Arkham Intelligence is tracking the movements on the blockchain and states that of the originally approximately $220 million in unfrozen assets, almost nothing can be traced anymore. The fact that only $1.7 million remains in the original exploit wallet indicates that the money laundering operation is nearly complete. The possibility of tracing and recovering assets one by one has therefore largely passed.
What Can Still Be Recovered
Not everything is lost. On 20 April, the Arbitrum Security Council froze $71 million in Ether, and this amount is currently considered the only materially recoverable part of the loot. That freeze forms a legal and technical anchor point for any further steps.
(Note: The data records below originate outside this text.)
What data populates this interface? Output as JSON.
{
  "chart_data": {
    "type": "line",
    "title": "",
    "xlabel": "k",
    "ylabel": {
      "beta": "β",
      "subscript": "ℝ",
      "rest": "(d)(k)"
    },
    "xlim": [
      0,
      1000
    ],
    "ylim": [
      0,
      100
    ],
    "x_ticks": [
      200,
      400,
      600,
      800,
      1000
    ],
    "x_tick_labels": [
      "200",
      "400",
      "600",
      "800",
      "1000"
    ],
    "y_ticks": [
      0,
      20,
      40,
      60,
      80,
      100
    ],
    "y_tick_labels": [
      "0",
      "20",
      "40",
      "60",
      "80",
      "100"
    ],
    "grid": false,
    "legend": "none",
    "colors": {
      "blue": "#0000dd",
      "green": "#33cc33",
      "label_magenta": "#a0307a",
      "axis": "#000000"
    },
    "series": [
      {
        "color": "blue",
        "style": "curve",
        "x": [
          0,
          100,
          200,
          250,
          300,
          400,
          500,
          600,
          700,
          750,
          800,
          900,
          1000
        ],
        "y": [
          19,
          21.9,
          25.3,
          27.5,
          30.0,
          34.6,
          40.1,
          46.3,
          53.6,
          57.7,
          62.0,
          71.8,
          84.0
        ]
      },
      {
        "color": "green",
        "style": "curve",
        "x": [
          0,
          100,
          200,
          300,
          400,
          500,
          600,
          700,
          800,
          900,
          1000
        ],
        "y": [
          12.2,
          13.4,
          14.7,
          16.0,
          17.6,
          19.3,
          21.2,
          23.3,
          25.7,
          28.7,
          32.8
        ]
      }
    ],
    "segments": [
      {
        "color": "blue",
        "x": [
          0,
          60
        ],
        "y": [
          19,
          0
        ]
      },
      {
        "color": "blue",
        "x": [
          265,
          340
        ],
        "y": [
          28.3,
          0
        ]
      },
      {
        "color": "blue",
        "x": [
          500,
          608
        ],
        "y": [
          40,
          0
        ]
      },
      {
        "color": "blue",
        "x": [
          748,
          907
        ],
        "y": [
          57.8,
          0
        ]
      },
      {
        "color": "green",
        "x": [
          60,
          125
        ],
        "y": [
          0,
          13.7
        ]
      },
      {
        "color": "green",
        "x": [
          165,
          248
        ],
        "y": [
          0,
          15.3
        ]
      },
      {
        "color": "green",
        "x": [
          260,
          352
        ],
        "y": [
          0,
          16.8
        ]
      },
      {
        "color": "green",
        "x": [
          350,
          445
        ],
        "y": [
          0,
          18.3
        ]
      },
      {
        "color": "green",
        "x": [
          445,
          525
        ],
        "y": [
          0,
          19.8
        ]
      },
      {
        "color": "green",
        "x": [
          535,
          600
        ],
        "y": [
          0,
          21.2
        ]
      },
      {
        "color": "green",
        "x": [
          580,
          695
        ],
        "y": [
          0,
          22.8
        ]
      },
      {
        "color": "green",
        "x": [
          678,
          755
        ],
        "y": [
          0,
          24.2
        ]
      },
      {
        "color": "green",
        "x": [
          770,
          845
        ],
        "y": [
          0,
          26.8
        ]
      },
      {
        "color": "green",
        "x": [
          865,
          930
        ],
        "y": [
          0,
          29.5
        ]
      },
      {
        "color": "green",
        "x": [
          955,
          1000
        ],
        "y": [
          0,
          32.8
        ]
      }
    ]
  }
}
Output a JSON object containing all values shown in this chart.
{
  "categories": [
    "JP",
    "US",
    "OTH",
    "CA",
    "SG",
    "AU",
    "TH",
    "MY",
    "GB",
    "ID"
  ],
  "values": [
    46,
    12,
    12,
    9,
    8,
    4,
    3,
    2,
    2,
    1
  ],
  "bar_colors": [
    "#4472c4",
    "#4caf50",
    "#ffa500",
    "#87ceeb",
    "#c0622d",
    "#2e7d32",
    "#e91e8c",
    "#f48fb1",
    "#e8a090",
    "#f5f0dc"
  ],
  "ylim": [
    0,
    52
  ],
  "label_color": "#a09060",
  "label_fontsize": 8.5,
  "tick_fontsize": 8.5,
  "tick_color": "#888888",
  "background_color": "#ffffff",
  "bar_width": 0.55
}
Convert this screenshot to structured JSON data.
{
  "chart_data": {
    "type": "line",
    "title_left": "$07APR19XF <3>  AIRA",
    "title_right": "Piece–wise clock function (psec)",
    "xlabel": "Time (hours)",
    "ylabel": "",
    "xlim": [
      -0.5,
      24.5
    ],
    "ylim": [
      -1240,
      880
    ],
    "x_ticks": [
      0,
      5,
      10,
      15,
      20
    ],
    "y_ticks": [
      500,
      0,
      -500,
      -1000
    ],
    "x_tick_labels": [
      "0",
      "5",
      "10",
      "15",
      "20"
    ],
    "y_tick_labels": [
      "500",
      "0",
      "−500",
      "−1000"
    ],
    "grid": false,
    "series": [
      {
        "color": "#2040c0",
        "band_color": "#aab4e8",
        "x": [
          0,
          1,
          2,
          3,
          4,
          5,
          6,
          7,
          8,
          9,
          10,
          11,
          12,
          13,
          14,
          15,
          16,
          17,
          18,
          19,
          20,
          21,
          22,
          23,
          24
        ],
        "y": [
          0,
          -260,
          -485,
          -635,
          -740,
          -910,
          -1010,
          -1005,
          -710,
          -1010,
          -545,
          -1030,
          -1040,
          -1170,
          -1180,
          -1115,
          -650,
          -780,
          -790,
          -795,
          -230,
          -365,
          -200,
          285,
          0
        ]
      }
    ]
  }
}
At the same time, a recovery process is underway at the protocol level. Kelp DAO is migrating the rsETH bridge functionality to Chainlink CCIP and presenting a so-called DeFi United plan to return approximately 116,000 rsETH to users. This restoration of infrastructure and the money laundering traces are two separate tracks: the protocol itself is operational again, but the chance of recovering the stolen money through on-chain tracing is now largely a dead end. The case illustrates once again how quickly large sums of crypto become untraceable via privacy tools if intervention is not swift enough.